// Card Factory made a £11.1 million in its latest financial year, up from a £16.4 million loss the prior year
// Store sales have seen steady improvement since Covid restrictions eased earlier this year
Card Factory has returned to profit in its latest financial year as it performed ahead of management expectations.
In its full year to 31 January, profits hit £11.1 million against a £16.4 million loss the year before.
The retailer said it had experienced “improving momentum” during the year. Sales grew 28% on last year to £364.4 million as the retailer said it had experienced a “steady recovery” in store performance since the easing of lockdown restrictions.
Stores sales grew 33% year on year, which it said reflected a 20% increase in the number of trading days as it was hit with shop closures during lockdown the prior year.
However, like-for-likes were 3.1% down on pre-pandemic levels over the year.
Card Factory’s online sales dipped 1.5% on a like-for-like basis, although it said they were “significantly ahead” of pre-pandemic levels.
On a like-for-like basis, online sales surged 135%, which the retailer said reflected not only the accelerated shift in shoppers going online but its expanded product range and improved customer experience online.
The retailer said trading in its new financial year was in line with expectations and has helped with the “continued recovery” of its market share.

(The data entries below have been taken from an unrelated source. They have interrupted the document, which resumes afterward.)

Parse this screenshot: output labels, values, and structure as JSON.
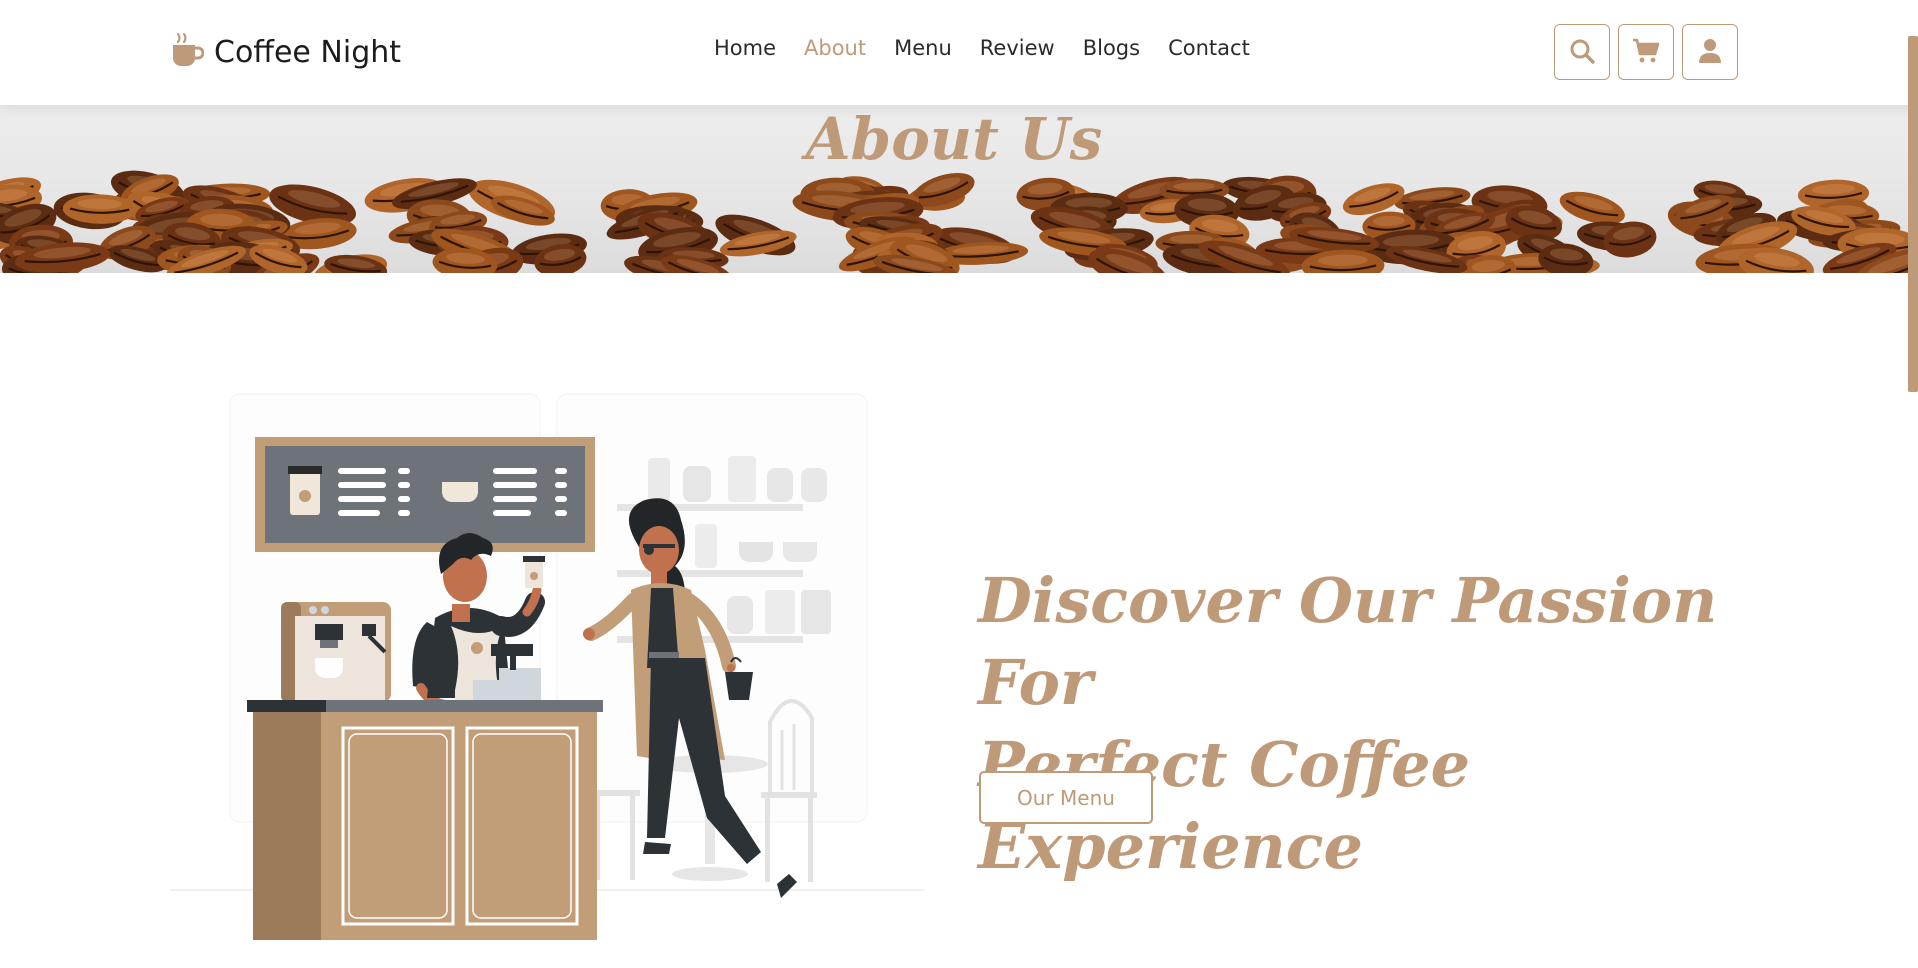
{
  "brand": {
    "name": "Coffee Night",
    "logo_icon": "coffee-cup-icon"
  },
  "nav": {
    "items": [
      {
        "label": "Home",
        "active": false
      },
      {
        "label": "About",
        "active": true
      },
      {
        "label": "Menu",
        "active": false
      },
      {
        "label": "Review",
        "active": false
      },
      {
        "label": "Blogs",
        "active": false
      },
      {
        "label": "Contact",
        "active": false
      }
    ]
  },
  "header_icons": [
    "search-icon",
    "cart-icon",
    "user-icon"
  ],
  "banner": {
    "title": "About Us"
  },
  "hero": {
    "title_line1": "Discover Our Passion For",
    "title_line2": "Perfect Coffee Experience",
    "button_label": "Our Menu"
  },
  "colors": {
    "accent": "#be9a78",
    "text": "#2b2b2b",
    "background": "#ffffff"
  }
}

It expects to delivery sales “recovering towards pre-pandemic levels” in the year ahead.
By 2026, the retailer is targeting profits in excess of £600 million.
It plans to drive performance in the year ahead by expanding into complementary ranges, rolling out its new model store format and through “highly targeted” price increases.
The cost-of-living crisis is having some impact on the value card factory as the retailer flagged a mix shift towards everyday ranges during Valentine’s Day and Mother’s Day.
Card Factory chief executive Darcy Willson-Rymer said: “We are pleased to report a robust performance for the year, ahead of our original expectations, alongside good progress on our strategic transition, despite the operational challenges the last year brought.
“We enter the year ahead with confidence in our ability to deliver our plan for FY23. We remain excited by the growth opportunity ahead and continue to focus on implementing changes to enable us to deliver on our transition from a store-led card retailer into a market leading, omnichannel retailer of cards and gifts.”